Step 1: Security audit (2-4 hours). Run the secret scan above. Move every hardcoded credential to environment variables. Verify that every protected API route checks auth on the server. Add basic rate limiting to public endpoints.
// Before: AI-generated route with no auth check
export async function GET(request: Request) {
const data = await db.query("SELECT * FROM user_data");
return Response.json(data);
}
// After: Server-side auth + input validation
export async function GET(request: Request) {
const session = await getServerSession();
if (!session?.user?.id) {
return Response.json({ error: "Unauthorized" }, { status: 401 });
}
const { searchParams } = new URL(request.url);
const limit = Math.min(Number(searchParams.get("limit")) || 20, 100);
const data = await db.query(
"SELECT * FROM user_data WHERE user_id = $1 LIMIT $2",
[session.user.id, limit]
);
return Response.json(data);
}Step 2: Error handling pass (2-3 hours). Go through every page and component that makes an API call. Add try/catch, loading states, and error boundaries. This is tedious but mechanical. AI can actually help here if you prompt it file by file.
Step 3: Write your minimum viable tests (3-4 hours). Auth flow, critical API endpoints, core user journey. Don't aim for coverage. Aim for confidence that the big things work.

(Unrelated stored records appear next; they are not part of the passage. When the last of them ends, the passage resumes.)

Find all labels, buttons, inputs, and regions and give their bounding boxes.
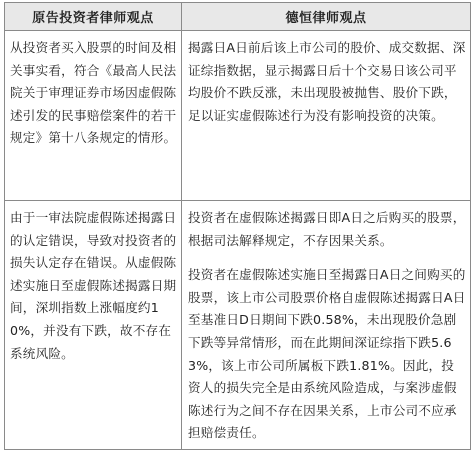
deheng-view-paragraph: 投资者在虚假陈述实施日至揭露日A日之间购买的股票，该上市公司股票价格自虚假陈述揭露日A日至基准日D日期间下跌0.58%，未出现股价急剧下跌等异常情形，而在此期间深证综指下跌5.63%，该上市公司所属板下跌1.81%。因此，投资人的损失完全是由系统风险造成，与案涉虚假陈述行为之间不存在因果关系，上市公司不应承担赔偿责任。 <box>188 267 466 441</box>
deheng-view-cell <box>182 201 471 450</box>
deheng-view-cell <box>182 31 471 201</box>
plaintiff-view-cell <box>5 201 182 450</box>
deheng-view-paragraph: 投资者在虚假陈述揭露日即A日之后购买的股票，根据司法解释规定，不存因果关系。 <box>188 210 466 248</box>
plaintiff-view-cell <box>5 31 182 201</box>
plaintiff-view-text: 从投资者买入股票的时间及相关事实看，符合《最高人民法院关于审理证券市场因虚假陈述引发的民事赔偿案件的若干规定》第十八条规定的情形。 <box>10 40 177 146</box>
table-header-row <box>5 3 471 31</box>
header-plaintiff-lawyer-view: 原告投资者律师观点 <box>5 3 182 31</box>
plaintiff-view-text: 由于一审法院虚假陈述揭露日的认定错误，导致对投资者的损失认定存在错误。从虚假陈述实施日至虚假陈述揭露日期间，深圳指数上涨幅度约10%，并没有下跌，故不存在系统风险。 <box>10 210 177 361</box>
header-deheng-lawyer-view: 德恒律师观点 <box>182 3 471 31</box>
deheng-view-text: 揭露日A日前后该上市公司的股价、成交数据、深证综指数据，显示揭露日后十个交易日该公司平均股价不跌反涨，未出现股被抛售、股价下跌，足以证实虚假陈述行为没有影响投资的决策。 <box>188 40 466 123</box>
table-row <box>5 201 471 450</box>
comparison-table <box>4 2 471 450</box>
table-row <box>5 31 471 201</box>
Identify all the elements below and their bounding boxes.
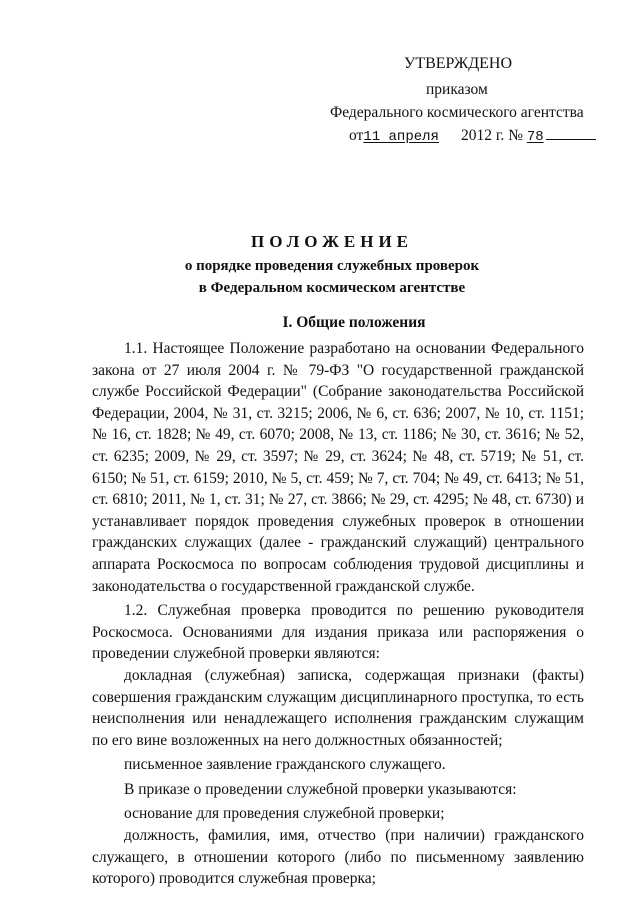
- document-body: [92, 338, 584, 890]
- approved-word: УТВЕРЖДЕНО: [404, 55, 513, 72]
- document-subtitle-line1: о порядке проведения служебных проверок: [184, 258, 480, 274]
- document-subtitle-line2: в Федеральном космическом агентстве: [198, 280, 466, 296]
- date-day-month: 11 апреля: [363, 129, 439, 145]
- paragraph-position-name: должность, фамилия, имя, отчество (при наличии) гражданского служащего, в отношении которого (либо по письменному заявлению которого) проводится служебная проверка;: [92, 827, 584, 888]
- paragraph-written-statement: письменное заявление гражданского служащего.: [124, 756, 446, 774]
- order-number: 78: [526, 129, 544, 145]
- paragraph-order-contents: В приказе о проведении служебной проверки указываются:: [124, 780, 517, 798]
- date-year: 2012 г.: [460, 127, 505, 144]
- section-heading: I. Общие положения: [282, 314, 426, 331]
- paragraph-1-2: 1.2. Служебная проверка проводится по решению руководителя Роскосмоса. Основаниями для издания приказа или распоряжения о проведении служебной проверки являются:: [92, 602, 584, 663]
- approval-dateline: [349, 124, 596, 149]
- paragraph-report-note: докладная (служебная) записка, содержащая признаки (факты) совершения гражданским служащим дисциплинарного проступка, то есть неисполнения или ненадлежащего исполнения гражданским служащим по его вине возложенных на него должностных обязанностей;: [92, 666, 584, 749]
- number-underline: [546, 139, 596, 140]
- paragraph-basis: основание для проведения служебной проверки;: [124, 805, 445, 823]
- document-title: ПОЛОЖЕНИЕ: [251, 232, 413, 251]
- date-prefix: от: [349, 127, 364, 144]
- paragraph-1-1: 1.1. Настоящее Положение разработано на основании Федерального закона от 27 июля 2004 г. № 79-ФЗ "О государственной гражданской службе Российской Федерации" (Собрание законодательства Российской Федерации, 2004, № 31, ст. 3215; 2006, № 6, ст. 636; 2007, № 10, ст. 1151; № 16, ст. 1828; № 49, ст. 6070; 2008, № 13, ст. 1186; № 30, ст. 3616; № 52, ст. 6235; 2009, № 29, ст. 3597; № 29, ст. 3624; № 48, ст. 5719; № 51, ст. 6150; № 51, ст. 6159; 2010, № 5, ст. 459; № 7, ст. 704; № 49, ст. 6413; № 51, ст. 6810; 2011, № 1, ст. 31; № 27, ст. 3866; № 29, ст. 4295; № 48, ст. 6730) и устанавливает порядок проведения служебных проверок в отношении гражданских служащих (далее - гражданский служащий) центрального аппарата Роскосмоса по вопросам соблюдения трудовой дисциплины и законодательства о государственной гражданской службе.: [92, 340, 584, 595]
- approved-by-order: приказом: [426, 81, 488, 98]
- approving-agency: Федерального космического агентства: [330, 104, 584, 121]
- number-sign: №: [508, 127, 523, 144]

Step 4: Fix the build (1-2 hours). Run the production build locally. Fix every error. Remove ignoreBuildErrors. Fix TypeScript issues the AI left behind.
Step 5: Deploy to staging (1-2 hours). Push to a staging environment that mirrors production. Verify env vars are set. Test the full flow end to end. Check it on your phone.
Step 6: Monitor the first 48 hours. Set up basic error tracking (Sentry's free tier is fine). Watch for patterns. The first real users will find things you missed.
That's roughly 10-15 hours of work. A weekend. Not three weeks.
Tools That Help Close the Gap
The ecosystem is catching up to this problem. Vercel and Netlify make deployment straightforward if your build is clean. Supabase handles auth and database with built-in security defaults. Sentry and LogRocket give you visibility into production errors. ESLint and TypeScript strict mode catch entire categories of bugs before they ship.
For the specific challenge of going from AI prototype to production, FinishKit automates the checklist above. It scans your full repo, generates a prioritized Finish Plan covering security, tests, error handling, and deploy config, then creates pull requests to fix the issues it finds. Think of it as an automated code review specifically tuned for the patterns AI tools leave behind.
The point isn't to use any one tool. It's to recognize that shipping is a distinct skill from building, and the tooling to support it is getting better fast.
Ship It
Here's what I want you to take away from this: the last 10% of shipping is not some mysterious dark art. It's a finite, knowable set of tasks. Security, error handling, testing, deploy config, and basic polish. You can learn it. You can checklist it. And increasingly, you can automate it.
The vibe-coded prototype on your laptop is closer to production than you think. It doesn't need a rewrite. It needs a finishing pass.
The builders who win in 2026 won't be the ones who prototype the fastest. They'll be the ones who ship. The gap between "I built this" and "people use this" is smaller than it feels. Close it.